Boulder’s Columbine Elementary and Lafayette’s Alicia Sanchez Elementary are putting in place strategies to improve achievement that were developed with an outside consultant.
The schools are starting with 90-day plans aimed at boosting performance, with a focus on consistency, more support for students and using student data to make decisions.
The principals at the two schools, along with district leaders, are working with the University of Virginia’s Partnership for Leaders in Education program. The work is being paid for through a $362,577, three-year school improvement grant from the Colorado Department of Education.
“Our principals have taken on a lot, and the teachers are there with them,” said Sam Messier, Boulder Valley’s assistant superintendent of instructional services and equity. “This is the stage where the schools are really starting to get to work.”

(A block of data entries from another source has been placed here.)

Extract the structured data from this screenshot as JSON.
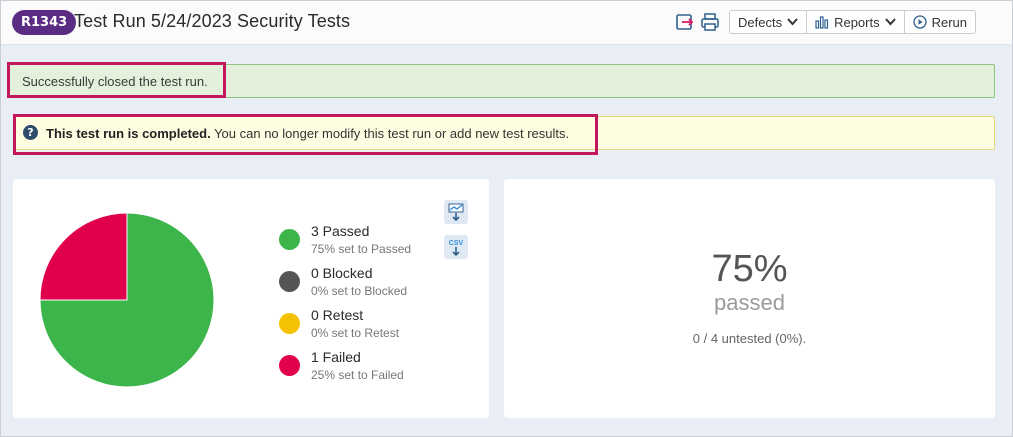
{
  "header": {
    "run_id": "R1343",
    "title": "Test Run 5/24/2023 Security Tests",
    "icons": [
      "export-icon",
      "print-icon"
    ],
    "toolbar": {
      "defects_label": "Defects",
      "reports_label": "Reports",
      "rerun_label": "Rerun"
    }
  },
  "messages": {
    "success": "Successfully closed the test run.",
    "info_bold": "This test run is completed.",
    "info_rest": " You can no longer modify this test run or add new test results."
  },
  "colors": {
    "passed": "#3cb54a",
    "blocked": "#555555",
    "retest": "#f4c200",
    "failed": "#e0004d",
    "badge": "#5b2c83",
    "highlight": "#c2185b"
  },
  "legend": [
    {
      "title": "3 Passed",
      "sub": "75% set to Passed",
      "color": "#3cb54a"
    },
    {
      "title": "0 Blocked",
      "sub": "0% set to Blocked",
      "color": "#555555"
    },
    {
      "title": "0 Retest",
      "sub": "0% set to Retest",
      "color": "#f4c200"
    },
    {
      "title": "1 Failed",
      "sub": "25% set to Failed",
      "color": "#e0004d"
    }
  ],
  "downloads": {
    "image_icon": "chart-download-icon",
    "csv_label": "CSV"
  },
  "chart_data": {
    "type": "pie",
    "categories": [
      "Passed",
      "Blocked",
      "Retest",
      "Failed"
    ],
    "values": [
      3,
      0,
      0,
      1
    ],
    "colors": [
      "#3cb54a",
      "#555555",
      "#f4c200",
      "#e0004d"
    ]
  },
  "summary": {
    "percent": "75%",
    "label": "passed",
    "untested": "0 / 4 untested (0%)."
  }
}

Both schools have lower scores on statewide tests than other district elementary schools, as well as growth scores that are lower than the state average. They also have the highest percentages of low-income students of the district’s elementary schools.
Robbyn Fernandez, a Boulder Valley assistant superintendent of school leadership, said the partnership with the university of Virginia has helped district leaders “hold up a mirror” to see if district practices are hindering improvement efforts and to replace them with targeted support.
District officials promised a “full-court press” when Sanchez was the only Boulder Valley school last year to receive a turnaround rating in the state’s accountability system.
The school’s low achievement on state tests led the state to label the school with turnaround status, the lowest of the four state ratings. As a turnaround school, Sanchez faces state sanctions if it doesn’t improve after five consecutive years.
The school improved enough to go up to a priority improvement rating this year. But, to make it off the state’s accountability clock, Sanchez needs to earn an improvement rating two years in a row.
Joel Rivera, who started as the principal at Sanchez in August, said the school was “so close to meeting expectations” for achievement in the last round of testing, adding he is confident scores will continue going up.
“Everybody has so much love for this school and is working so hard,” he said. “This school just deserves this success. I’m excited about it, for our kids and our teachers.”
After planning sessions and a week of workshops at the University of Virginia over the summer, the two schools are starting with a 90-day plan that includes three main strategies.
At Columbine, which teaches students literacy in both English and Spanish, those strategies included following shared values — such as staying student centered — while working as a staff. Another strategy is using a common template when planning monthly lessons as grade level teams.
“It’s a shared way of how we get our students to the next step,” said Columbine Principal Bianca Gallegos.
For Sanchez, the strategies include using student achievement data to design lessons.
“For lesson design, we’re thinking about what are the best strategies to engage students with different needs,” Rivera said. “We need to accelerate growth for students who are behind.”
Another strategy is making sure school systems are clear and consistent and support students and teachers. For example, the school last year set up set up a space where students make up work they miss when behavior issues get in the way of learning. In previous years, students who were upset and left the classroom to calm down would miss work.
Sanchez teachers also previously attended a three-day workshop on setting up classrooms that meet the needs of students who have experienced trauma, ensuring they feel safe and connected.
Rivera said one of the changes that’s made the most impact is creating a social and emotional team that includes him, the assistant principal, a full-time board-certified behavior analyst, a full-time behavioral interventionist, a full-time school psychologist and a full-time school counselor.
The team can respond to students’ needs during the school day, he said, freeing him to focus more on instruction and coaching.
“That’s been the biggest support,” he said.
Next steps with the University of Virginia program include a mid-year summit in January with teacher, school and district leaders, a spring site visit and a June summer institute with school and district leaders.
“We’re very hopeful that the work that we’re doing at Alicia Sanchez and Columbine is work that can be transferred to other schools,” Messier said.